Good Boss v Bad Boss seems like one long continuous thread in the workplace. I came across a piece by Washington Post staff writer, Amy Joyce employing the term Devil Bosses. Ms Joyce included a link to a tragi-comic Bad Boss contest.
One Bad Boss story that didn’t make the contest finals went like this:
My patient was a veteran suffering from trauma triggered by watching news coverage of the war in Iraq. He had been taken to emergency and when they called for authorization, my boss said they cost too much. I tried to get the hopsital to bring the price down. So, they discharged my patient after making him put $5000 on his credit card. I tried to get the money back for him and get my boss to okay paying the hospital. It went back and forth for too long.
The patient committed suicide. He shot himself in the head.
I couldn’t quit crying when I heard and took the rest of the day off. I used my personal time to do it.
My boss complained to my supervisor . He said, “I don’t know why she had to take the day off. People commit suicide everyday.”
I no longer work there. I’m in therapy now.
So . . . compared to that, how bad a boss could you possibly be right?
It occurs to me that, no matter high up we may be in an organization, we’re still middle management. I base this observation on something in the Letter of Paul to the Colossians. Speaking into an economy built on slave labor, he wrote: “Masters, provide your slaves with what is right and fair, because you know that you also have a Master in heaven” (Colossians 4:1).
“What is right and fair” is an intriguing—if metrically vague—leadership assessment for slaveholders.
Assuming (indeed hoping) you have nothing like slavery going on where you work, I don’t think it’s too big a stretch the re-render the sentence like this:
Bosses, provide your employees with what is right and fair, because you know that you also work for Someone in heaven.
This helps me contextualize what Paul wrote earlier in that same letter. I’m re-rendering again:
Workers, obey your earthly bosses in everything; and do it, not only when their eye is on you and to win their favor, but with sincerity of heart and reverence for the Lord. Whatever you do, work at it with all your heart, as working for the Lord, not for management, since you know that you will receive an everlasting, guaranteed pension from the Lord as a reward. At the end of the day, remember that you report to the Lord Christ. Anyone who does wrong will be repaid for his wrong, and there is no favoritism.

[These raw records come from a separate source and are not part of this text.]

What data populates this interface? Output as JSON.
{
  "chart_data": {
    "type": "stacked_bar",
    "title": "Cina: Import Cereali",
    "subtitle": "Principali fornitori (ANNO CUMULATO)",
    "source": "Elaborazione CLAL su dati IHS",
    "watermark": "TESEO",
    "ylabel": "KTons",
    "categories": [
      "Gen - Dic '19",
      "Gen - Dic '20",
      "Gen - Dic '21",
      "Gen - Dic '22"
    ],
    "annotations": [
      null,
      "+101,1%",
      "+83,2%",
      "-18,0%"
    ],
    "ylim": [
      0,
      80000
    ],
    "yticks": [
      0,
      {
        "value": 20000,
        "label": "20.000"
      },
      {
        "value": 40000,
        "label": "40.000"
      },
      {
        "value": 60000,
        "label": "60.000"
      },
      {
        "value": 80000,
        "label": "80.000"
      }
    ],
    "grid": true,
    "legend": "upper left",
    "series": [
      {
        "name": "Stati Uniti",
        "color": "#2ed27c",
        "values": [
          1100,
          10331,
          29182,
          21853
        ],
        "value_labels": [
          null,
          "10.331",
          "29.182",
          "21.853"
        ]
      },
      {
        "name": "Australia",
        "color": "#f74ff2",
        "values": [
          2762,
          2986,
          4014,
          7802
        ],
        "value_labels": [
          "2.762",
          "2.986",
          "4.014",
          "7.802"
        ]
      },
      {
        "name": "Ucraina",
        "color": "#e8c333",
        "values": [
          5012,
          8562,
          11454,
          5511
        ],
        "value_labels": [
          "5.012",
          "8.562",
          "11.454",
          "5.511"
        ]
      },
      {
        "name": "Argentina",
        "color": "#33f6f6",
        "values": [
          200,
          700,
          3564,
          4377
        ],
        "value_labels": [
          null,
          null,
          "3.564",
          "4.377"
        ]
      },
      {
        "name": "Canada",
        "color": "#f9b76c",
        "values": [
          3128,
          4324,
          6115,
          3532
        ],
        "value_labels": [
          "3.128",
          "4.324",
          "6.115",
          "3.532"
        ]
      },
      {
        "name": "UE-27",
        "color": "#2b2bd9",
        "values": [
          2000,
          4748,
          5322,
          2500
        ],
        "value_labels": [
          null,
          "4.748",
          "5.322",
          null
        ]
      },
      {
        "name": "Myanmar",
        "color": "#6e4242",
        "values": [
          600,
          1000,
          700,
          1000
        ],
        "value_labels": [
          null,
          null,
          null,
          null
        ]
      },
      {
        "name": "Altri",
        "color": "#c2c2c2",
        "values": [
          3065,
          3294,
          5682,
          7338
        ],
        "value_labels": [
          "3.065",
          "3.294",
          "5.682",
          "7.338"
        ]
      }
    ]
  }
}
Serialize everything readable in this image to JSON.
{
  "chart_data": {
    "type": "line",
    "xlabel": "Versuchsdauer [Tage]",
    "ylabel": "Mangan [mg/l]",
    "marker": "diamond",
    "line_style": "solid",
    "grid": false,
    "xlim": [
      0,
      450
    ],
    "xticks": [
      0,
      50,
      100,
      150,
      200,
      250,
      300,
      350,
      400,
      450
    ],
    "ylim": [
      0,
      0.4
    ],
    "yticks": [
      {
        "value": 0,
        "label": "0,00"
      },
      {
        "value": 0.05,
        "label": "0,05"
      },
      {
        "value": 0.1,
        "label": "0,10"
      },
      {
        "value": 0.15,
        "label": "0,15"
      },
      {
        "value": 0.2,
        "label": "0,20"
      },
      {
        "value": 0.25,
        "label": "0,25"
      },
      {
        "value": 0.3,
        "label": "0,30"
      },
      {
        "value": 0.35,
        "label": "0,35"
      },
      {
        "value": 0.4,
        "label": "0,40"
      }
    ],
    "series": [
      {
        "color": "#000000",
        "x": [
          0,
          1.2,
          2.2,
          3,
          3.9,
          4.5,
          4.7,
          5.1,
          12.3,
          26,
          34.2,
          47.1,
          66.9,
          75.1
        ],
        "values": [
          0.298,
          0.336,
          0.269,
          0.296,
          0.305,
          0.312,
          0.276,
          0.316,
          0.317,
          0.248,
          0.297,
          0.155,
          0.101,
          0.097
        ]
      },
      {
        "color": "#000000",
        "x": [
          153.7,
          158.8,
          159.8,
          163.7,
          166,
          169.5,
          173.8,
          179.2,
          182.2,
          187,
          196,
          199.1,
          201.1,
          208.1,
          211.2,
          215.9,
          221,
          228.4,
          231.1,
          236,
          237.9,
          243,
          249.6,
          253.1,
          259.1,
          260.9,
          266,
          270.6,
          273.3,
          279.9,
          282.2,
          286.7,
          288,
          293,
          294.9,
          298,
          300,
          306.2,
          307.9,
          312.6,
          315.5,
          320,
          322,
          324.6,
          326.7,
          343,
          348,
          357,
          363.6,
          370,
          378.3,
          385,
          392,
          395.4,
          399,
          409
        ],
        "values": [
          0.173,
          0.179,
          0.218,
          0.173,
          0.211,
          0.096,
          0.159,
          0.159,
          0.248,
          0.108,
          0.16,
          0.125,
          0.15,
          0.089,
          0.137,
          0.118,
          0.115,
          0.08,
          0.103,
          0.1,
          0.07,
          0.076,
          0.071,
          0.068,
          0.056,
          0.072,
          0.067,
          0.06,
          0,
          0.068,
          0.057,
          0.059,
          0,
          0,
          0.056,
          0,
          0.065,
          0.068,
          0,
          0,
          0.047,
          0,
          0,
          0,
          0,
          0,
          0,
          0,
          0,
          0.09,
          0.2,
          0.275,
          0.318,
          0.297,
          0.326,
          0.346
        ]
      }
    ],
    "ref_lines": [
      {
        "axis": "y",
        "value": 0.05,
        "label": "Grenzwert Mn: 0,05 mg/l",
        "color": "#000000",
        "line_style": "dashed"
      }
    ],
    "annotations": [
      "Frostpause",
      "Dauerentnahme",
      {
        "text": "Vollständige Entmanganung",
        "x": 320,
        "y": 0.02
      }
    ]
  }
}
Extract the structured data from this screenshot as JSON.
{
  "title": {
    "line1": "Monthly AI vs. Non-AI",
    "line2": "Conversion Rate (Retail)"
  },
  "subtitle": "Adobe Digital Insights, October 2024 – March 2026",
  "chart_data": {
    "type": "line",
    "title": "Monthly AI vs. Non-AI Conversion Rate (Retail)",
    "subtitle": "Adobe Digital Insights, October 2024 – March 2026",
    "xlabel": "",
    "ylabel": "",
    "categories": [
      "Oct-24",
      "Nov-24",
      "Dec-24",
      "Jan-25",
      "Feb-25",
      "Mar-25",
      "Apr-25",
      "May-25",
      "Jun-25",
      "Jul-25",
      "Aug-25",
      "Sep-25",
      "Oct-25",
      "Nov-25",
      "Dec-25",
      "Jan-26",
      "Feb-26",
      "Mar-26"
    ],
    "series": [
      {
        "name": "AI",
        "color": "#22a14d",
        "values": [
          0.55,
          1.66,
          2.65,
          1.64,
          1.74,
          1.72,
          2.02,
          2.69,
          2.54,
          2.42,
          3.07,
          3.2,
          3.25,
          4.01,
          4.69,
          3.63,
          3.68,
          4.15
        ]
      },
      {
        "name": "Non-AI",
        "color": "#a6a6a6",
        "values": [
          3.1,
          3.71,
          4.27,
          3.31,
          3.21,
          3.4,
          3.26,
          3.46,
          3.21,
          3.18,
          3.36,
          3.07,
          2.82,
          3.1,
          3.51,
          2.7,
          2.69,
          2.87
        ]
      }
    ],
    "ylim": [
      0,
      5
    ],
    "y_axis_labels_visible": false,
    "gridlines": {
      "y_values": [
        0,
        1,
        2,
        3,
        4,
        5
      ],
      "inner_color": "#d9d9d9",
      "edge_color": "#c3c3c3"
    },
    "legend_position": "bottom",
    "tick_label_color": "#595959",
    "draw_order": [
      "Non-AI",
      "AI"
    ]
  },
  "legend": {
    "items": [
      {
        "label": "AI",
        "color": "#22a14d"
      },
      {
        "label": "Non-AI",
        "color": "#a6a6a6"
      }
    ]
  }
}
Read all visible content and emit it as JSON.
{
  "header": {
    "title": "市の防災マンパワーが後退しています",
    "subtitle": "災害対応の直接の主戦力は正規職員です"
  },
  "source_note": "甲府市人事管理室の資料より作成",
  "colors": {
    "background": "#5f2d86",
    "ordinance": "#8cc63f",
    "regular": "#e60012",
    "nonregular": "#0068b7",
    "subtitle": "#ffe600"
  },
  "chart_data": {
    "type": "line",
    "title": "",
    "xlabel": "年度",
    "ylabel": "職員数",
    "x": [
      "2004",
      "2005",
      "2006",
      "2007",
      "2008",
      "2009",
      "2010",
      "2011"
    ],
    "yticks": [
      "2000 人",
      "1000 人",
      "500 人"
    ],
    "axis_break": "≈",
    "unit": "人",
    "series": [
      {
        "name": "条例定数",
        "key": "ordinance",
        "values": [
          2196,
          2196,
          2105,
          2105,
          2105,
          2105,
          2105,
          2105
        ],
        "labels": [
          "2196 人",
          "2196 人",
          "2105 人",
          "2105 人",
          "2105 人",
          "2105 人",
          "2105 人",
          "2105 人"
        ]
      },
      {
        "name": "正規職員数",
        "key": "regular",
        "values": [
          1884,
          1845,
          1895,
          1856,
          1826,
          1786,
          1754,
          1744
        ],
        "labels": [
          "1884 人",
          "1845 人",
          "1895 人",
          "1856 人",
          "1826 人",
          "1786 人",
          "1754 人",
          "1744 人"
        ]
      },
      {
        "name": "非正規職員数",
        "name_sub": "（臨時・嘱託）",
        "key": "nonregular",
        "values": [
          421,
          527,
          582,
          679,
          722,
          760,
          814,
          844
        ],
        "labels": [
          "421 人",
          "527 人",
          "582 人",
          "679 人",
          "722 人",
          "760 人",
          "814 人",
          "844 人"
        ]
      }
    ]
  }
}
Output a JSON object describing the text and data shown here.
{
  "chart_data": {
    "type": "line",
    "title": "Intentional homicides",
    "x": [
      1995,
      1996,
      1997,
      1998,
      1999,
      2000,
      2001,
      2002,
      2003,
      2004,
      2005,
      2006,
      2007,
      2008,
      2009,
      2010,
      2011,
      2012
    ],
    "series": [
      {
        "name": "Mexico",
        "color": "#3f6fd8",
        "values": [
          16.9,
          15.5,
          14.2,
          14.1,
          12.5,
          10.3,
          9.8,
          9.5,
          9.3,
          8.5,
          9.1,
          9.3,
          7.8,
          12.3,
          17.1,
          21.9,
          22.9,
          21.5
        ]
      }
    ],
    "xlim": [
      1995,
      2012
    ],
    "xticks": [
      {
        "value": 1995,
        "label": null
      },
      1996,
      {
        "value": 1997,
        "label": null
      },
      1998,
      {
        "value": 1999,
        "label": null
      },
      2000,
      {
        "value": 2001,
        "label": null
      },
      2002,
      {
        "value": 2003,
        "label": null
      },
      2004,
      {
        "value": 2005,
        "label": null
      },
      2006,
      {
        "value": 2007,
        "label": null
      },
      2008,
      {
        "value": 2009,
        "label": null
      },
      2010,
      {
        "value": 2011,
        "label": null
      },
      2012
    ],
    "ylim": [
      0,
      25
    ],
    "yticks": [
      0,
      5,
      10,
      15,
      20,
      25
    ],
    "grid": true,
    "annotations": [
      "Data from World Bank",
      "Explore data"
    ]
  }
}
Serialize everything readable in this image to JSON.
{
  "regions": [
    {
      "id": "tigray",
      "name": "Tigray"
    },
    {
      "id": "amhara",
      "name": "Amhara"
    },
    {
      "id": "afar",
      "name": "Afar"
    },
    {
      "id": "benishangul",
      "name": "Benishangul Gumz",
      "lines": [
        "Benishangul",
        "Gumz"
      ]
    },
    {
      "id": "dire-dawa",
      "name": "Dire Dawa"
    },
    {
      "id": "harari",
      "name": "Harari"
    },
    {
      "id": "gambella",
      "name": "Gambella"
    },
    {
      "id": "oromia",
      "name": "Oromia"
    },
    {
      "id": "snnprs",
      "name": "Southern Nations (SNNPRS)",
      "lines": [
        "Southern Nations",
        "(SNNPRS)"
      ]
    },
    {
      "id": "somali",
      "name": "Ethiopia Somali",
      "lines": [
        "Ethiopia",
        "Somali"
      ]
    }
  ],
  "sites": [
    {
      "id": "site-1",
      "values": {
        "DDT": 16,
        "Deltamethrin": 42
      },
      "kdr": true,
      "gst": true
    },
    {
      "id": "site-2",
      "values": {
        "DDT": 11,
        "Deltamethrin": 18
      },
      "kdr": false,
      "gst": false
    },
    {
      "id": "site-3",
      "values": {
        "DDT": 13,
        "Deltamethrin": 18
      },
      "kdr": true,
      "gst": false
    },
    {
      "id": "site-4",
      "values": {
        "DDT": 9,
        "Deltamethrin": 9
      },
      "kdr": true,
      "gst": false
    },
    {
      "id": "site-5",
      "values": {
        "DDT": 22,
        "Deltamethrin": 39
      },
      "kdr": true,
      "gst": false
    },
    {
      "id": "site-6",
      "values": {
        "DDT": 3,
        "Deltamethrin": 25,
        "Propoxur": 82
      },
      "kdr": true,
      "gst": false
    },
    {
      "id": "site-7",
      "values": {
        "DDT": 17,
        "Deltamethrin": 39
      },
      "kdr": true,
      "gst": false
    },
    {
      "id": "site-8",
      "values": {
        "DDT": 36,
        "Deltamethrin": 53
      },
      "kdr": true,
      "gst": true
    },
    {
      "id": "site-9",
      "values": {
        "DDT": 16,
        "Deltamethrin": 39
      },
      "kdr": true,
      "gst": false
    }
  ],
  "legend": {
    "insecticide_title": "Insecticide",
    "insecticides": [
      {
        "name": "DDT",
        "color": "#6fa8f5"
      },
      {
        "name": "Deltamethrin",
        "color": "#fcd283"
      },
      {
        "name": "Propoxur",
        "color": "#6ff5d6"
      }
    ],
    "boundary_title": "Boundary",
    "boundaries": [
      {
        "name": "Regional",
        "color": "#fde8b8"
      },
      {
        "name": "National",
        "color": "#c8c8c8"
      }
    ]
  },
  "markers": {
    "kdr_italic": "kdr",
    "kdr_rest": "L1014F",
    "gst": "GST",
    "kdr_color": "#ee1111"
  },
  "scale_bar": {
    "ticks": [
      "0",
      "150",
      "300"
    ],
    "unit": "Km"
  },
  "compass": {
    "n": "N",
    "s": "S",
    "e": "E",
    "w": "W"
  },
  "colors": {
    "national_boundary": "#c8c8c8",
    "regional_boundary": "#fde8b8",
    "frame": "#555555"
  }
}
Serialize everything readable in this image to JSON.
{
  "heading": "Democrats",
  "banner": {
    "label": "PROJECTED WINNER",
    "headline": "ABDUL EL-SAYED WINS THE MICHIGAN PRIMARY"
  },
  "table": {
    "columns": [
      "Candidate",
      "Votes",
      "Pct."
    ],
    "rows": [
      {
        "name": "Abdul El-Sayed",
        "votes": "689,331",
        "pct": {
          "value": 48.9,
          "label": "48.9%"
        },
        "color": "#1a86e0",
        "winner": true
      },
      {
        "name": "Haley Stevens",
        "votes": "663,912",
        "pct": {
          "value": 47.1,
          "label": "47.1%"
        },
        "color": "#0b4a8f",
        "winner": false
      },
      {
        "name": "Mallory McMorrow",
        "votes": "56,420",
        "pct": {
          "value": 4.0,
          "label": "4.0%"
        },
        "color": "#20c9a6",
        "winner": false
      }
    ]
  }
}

— Colossians 3:22-25, more or less
It doesn’t take a genius to see how this plays out in the workplace. We all work for Someone. Those who report to God for their performance as middle managers (that’s everyone), are just as accountable as those who report to God for their performance working the line (that’s also everyone). Our stories shouldn’t show up on the Employee from Hell website any more than they should on the Bad Boss Contest website. If we claim to know something about God, we give our implied consent to be judged by a higher standard. Period. End of transmission.





Comments
Jim, Whether we are an employee or a boss, good work ethics begins with the consciousness or burden of accountability. If the object of accountability is man, then the absence of the man causes a burden relief. The awareness of the omnipresence and omniscience attributes of God, to whom we are accountable, should make the difference between a believer and others in job performance. Is the difference clear enough?
Timothy, I would only suggest this prior condition to your observation: I think the first principle of doing our work as if it were for God—and not merely for management—is that love trumps duty. Not loving the work, which certainly has its limits as any semi-regular Dilbert reader can attest, but loving the God of the work.
Brother Lawrence, in the second conversation with with his chronicler said that:
Yea Jim, the love of God trumps duty to God, by His grace. Agreed 100%.